For a detailed journey down the financial and organizational rabbit hole of disintegration, read The Short, Sad History of DARE.
DARE's last public membership meeting was held in The MAC early in that aging warehouse's transformation ( March 1994 ). We had long planned an intelligent art book shop, coffee bar, accessible computers, gallery and theatric spaces, and those dreams attained reality in the big blue building on McKinney Avenue. We'd also dreamed of bleeding-edge exhibitions for the serious and experimental — but largely underexhibited — artists of Dallas, and we dreaded the BTAGfooT (Big Time Art Guy from Out of Town) Syndrome, which engulfed the organization formerly known as DARE.

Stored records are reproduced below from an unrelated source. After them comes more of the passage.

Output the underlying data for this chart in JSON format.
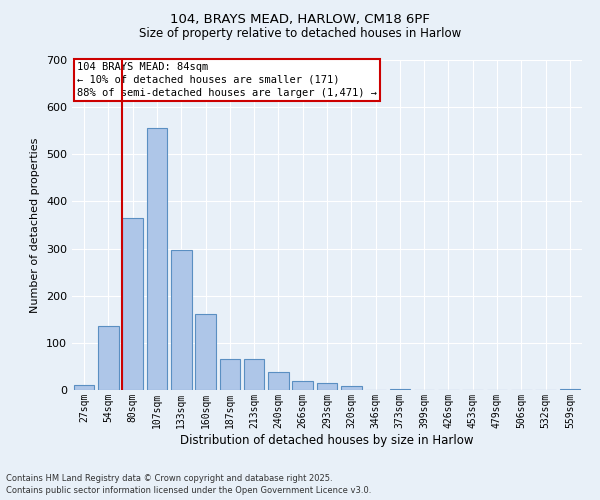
{
  "title_line1": "104, BRAYS MEAD, HARLOW, CM18 6PF",
  "title_line2": "Size of property relative to detached houses in Harlow",
  "xlabel": "Distribution of detached houses by size in Harlow",
  "ylabel": "Number of detached properties",
  "bar_labels": [
    "27sqm",
    "54sqm",
    "80sqm",
    "107sqm",
    "133sqm",
    "160sqm",
    "187sqm",
    "213sqm",
    "240sqm",
    "266sqm",
    "293sqm",
    "320sqm",
    "346sqm",
    "373sqm",
    "399sqm",
    "426sqm",
    "453sqm",
    "479sqm",
    "506sqm",
    "532sqm",
    "559sqm"
  ],
  "bar_values": [
    10,
    135,
    365,
    555,
    297,
    161,
    65,
    65,
    38,
    20,
    14,
    8,
    0,
    3,
    0,
    0,
    0,
    0,
    0,
    0,
    3
  ],
  "bar_color": "#aec6e8",
  "bar_edge_color": "#5a8fc2",
  "vline_index": 2,
  "vline_color": "#cc0000",
  "ylim": [
    0,
    700
  ],
  "yticks": [
    0,
    100,
    200,
    300,
    400,
    500,
    600,
    700
  ],
  "annotation_text": "104 BRAYS MEAD: 84sqm\n← 10% of detached houses are smaller (171)\n88% of semi-detached houses are larger (1,471) →",
  "annotation_box_color": "#cc0000",
  "background_color": "#e8f0f8",
  "grid_color": "#ffffff",
  "footer_line1": "Contains HM Land Registry data © Crown copyright and database right 2025.",
  "footer_line2": "Contains public sector information licensed under the Open Government Licence v3.0."
}
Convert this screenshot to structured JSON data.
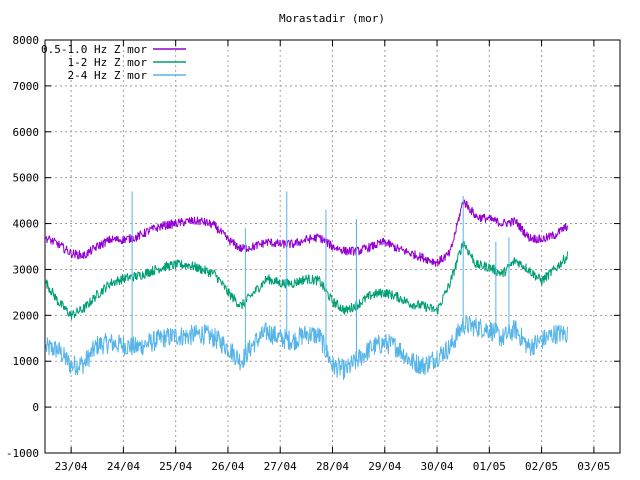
{
  "chart_data": {
    "type": "line",
    "title": "Morastadir (mor)",
    "xlabel": "",
    "ylabel": "",
    "ylim": [
      -1000,
      8000
    ],
    "yticks": [
      -1000,
      0,
      1000,
      2000,
      3000,
      4000,
      5000,
      6000,
      7000,
      8000
    ],
    "xlim": [
      "2024-04-22T12:00",
      "2024-05-03T12:00"
    ],
    "xtick_labels": [
      "23/04",
      "24/04",
      "25/04",
      "26/04",
      "27/04",
      "28/04",
      "29/04",
      "30/04",
      "01/05",
      "02/05",
      "03/05"
    ],
    "xtick_dates": [
      "2024-04-23",
      "2024-04-24",
      "2024-04-25",
      "2024-04-26",
      "2024-04-27",
      "2024-04-28",
      "2024-04-29",
      "2024-04-30",
      "2024-05-01",
      "2024-05-02",
      "2024-05-03"
    ],
    "grid": true,
    "legend_position": "top-left",
    "x": [
      "2024-04-22T12:00",
      "2024-04-22T18:00",
      "2024-04-23T00:00",
      "2024-04-23T06:00",
      "2024-04-23T12:00",
      "2024-04-23T18:00",
      "2024-04-24T00:00",
      "2024-04-24T06:00",
      "2024-04-24T12:00",
      "2024-04-24T18:00",
      "2024-04-25T00:00",
      "2024-04-25T06:00",
      "2024-04-25T12:00",
      "2024-04-25T18:00",
      "2024-04-26T00:00",
      "2024-04-26T06:00",
      "2024-04-26T12:00",
      "2024-04-26T18:00",
      "2024-04-27T00:00",
      "2024-04-27T06:00",
      "2024-04-27T12:00",
      "2024-04-27T18:00",
      "2024-04-28T00:00",
      "2024-04-28T06:00",
      "2024-04-28T12:00",
      "2024-04-28T18:00",
      "2024-04-29T00:00",
      "2024-04-29T06:00",
      "2024-04-29T12:00",
      "2024-04-29T18:00",
      "2024-04-30T00:00",
      "2024-04-30T06:00",
      "2024-04-30T12:00",
      "2024-04-30T18:00",
      "2024-05-01T00:00",
      "2024-05-01T06:00",
      "2024-05-01T12:00",
      "2024-05-01T18:00",
      "2024-05-02T00:00",
      "2024-05-02T06:00",
      "2024-05-02T12:00"
    ],
    "series": [
      {
        "name": "0.5-1.0 Hz Z mor",
        "color": "#9400d3",
        "values": [
          3700,
          3550,
          3350,
          3300,
          3500,
          3650,
          3650,
          3700,
          3850,
          3950,
          4000,
          4050,
          4050,
          3950,
          3650,
          3450,
          3500,
          3600,
          3550,
          3550,
          3650,
          3700,
          3500,
          3400,
          3400,
          3500,
          3600,
          3450,
          3350,
          3250,
          3150,
          3350,
          4500,
          4150,
          4100,
          4000,
          4050,
          3700,
          3650,
          3750,
          3950
        ]
      },
      {
        "name": "1-2 Hz Z mor",
        "color": "#009e73",
        "values": [
          2750,
          2300,
          2000,
          2150,
          2450,
          2700,
          2800,
          2850,
          2950,
          3050,
          3100,
          3100,
          3000,
          2900,
          2500,
          2200,
          2500,
          2800,
          2700,
          2700,
          2800,
          2750,
          2300,
          2100,
          2250,
          2450,
          2500,
          2400,
          2250,
          2200,
          2100,
          2700,
          3600,
          3100,
          3050,
          2900,
          3200,
          3000,
          2750,
          3000,
          3300
        ]
      },
      {
        "name": "2-4 Hz Z mor",
        "color": "#56b4e9",
        "values": [
          1300,
          1250,
          900,
          950,
          1350,
          1400,
          1350,
          1300,
          1400,
          1500,
          1550,
          1550,
          1600,
          1500,
          1300,
          1000,
          1400,
          1650,
          1500,
          1450,
          1600,
          1550,
          900,
          800,
          1050,
          1300,
          1400,
          1300,
          1000,
          900,
          1100,
          1300,
          1800,
          1750,
          1700,
          1500,
          1700,
          1300,
          1450,
          1600,
          1600
        ]
      }
    ],
    "spikes": [
      {
        "x": "2024-04-24T04:00",
        "y": 4700
      },
      {
        "x": "2024-04-26T08:00",
        "y": 3900
      },
      {
        "x": "2024-04-27T03:00",
        "y": 4700
      },
      {
        "x": "2024-04-27T21:00",
        "y": 4300
      },
      {
        "x": "2024-04-28T11:00",
        "y": 4100
      },
      {
        "x": "2024-04-30T12:00",
        "y": 4600
      },
      {
        "x": "2024-05-01T03:00",
        "y": 3600
      },
      {
        "x": "2024-05-01T09:00",
        "y": 3700
      }
    ]
  }
}
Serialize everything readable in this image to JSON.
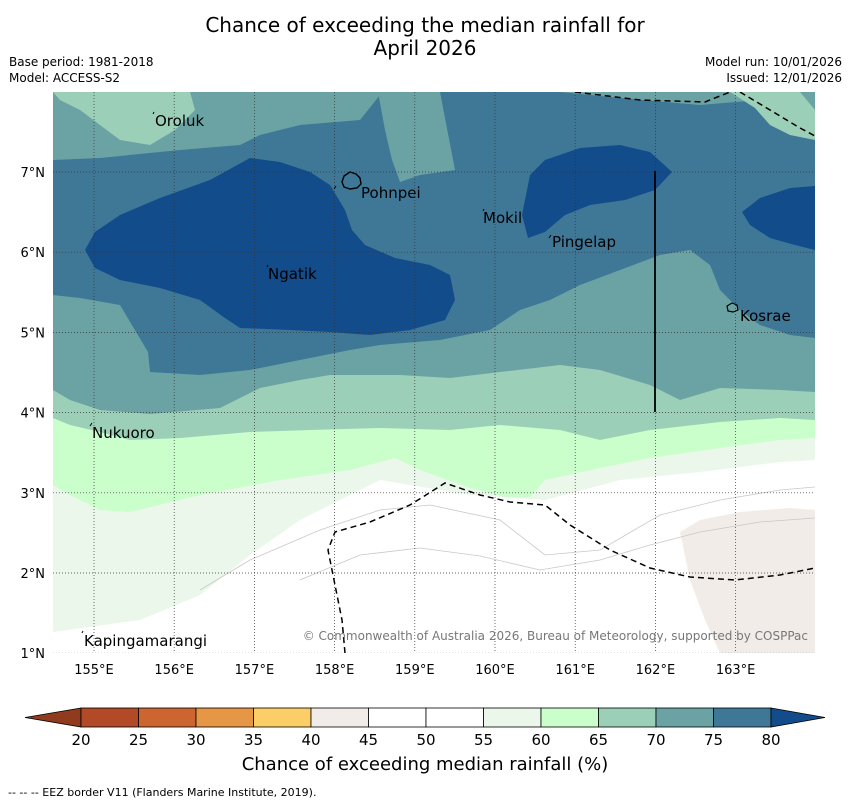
{
  "title_line1": "Chance of exceeding the median rainfall for",
  "title_line2": "April 2026",
  "meta_left": [
    "Base period: 1981-2018",
    "Model: ACCESS-S2"
  ],
  "meta_right": [
    "Model run: 10/01/2026",
    "Issued: 12/01/2026"
  ],
  "lat_ticks": [
    "7°N",
    "6°N",
    "5°N",
    "4°N",
    "3°N",
    "2°N",
    "1°N"
  ],
  "lon_ticks": [
    "155°E",
    "156°E",
    "157°E",
    "158°E",
    "159°E",
    "160°E",
    "161°E",
    "162°E",
    "163°E"
  ],
  "places": [
    {
      "name": "Oroluk"
    },
    {
      "name": "Pohnpei"
    },
    {
      "name": "Mokil"
    },
    {
      "name": "Pingelap"
    },
    {
      "name": "Ngatik"
    },
    {
      "name": "Kosrae"
    },
    {
      "name": "Nukuoro"
    },
    {
      "name": "Kapingamarangi"
    }
  ],
  "copyright": "© Commonwealth of Australia 2026, Bureau of Meteorology, supported by COSPPac",
  "colorbar": {
    "title": "Chance of exceeding median rainfall (%)",
    "ticks": [
      "20",
      "25",
      "30",
      "35",
      "40",
      "45",
      "50",
      "55",
      "60",
      "65",
      "70",
      "75",
      "80"
    ],
    "colors": [
      "#b24a27",
      "#cd6531",
      "#e59746",
      "#fcce67",
      "#f2ece8",
      "#ffffff",
      "#ffffff",
      "#ebf7ea",
      "#cafecb",
      "#9bcfb7",
      "#6ba3a4",
      "#3f7797",
      "#134c8a"
    ],
    "under_color": "#903a1e",
    "over_color": "#134c8a"
  },
  "footnote": "--  --  -- EEZ border V11 (Flanders Marine Institute, 2019)."
}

Reversed image of The MAC's front door —
the last vestige of the DARE name.
Photo © 2001 JR Compton
Meanwhile, on the far side of downtown, D-Art — now under the directorship of young businesswoman Katherine Wagner, was back in business, cleaving a sharper line toward its original goals. Serious Dallas artists were drawn back to the refurbished space's more tasteful presentations.
Ironically, D-Art eventually out-dared DARE, and it regularly exhibits struggling as well as mature Dallas artists. The MAC has eschewed Dallas artists to show a long series of famous former Dallas artists, national, and regional traveling exhibitions, all mixed with its often taste- less membership shows. At The MAC the name DARE was all but dropped, for corporate clarity. It's on the front door, but it rarely shows anywhere else.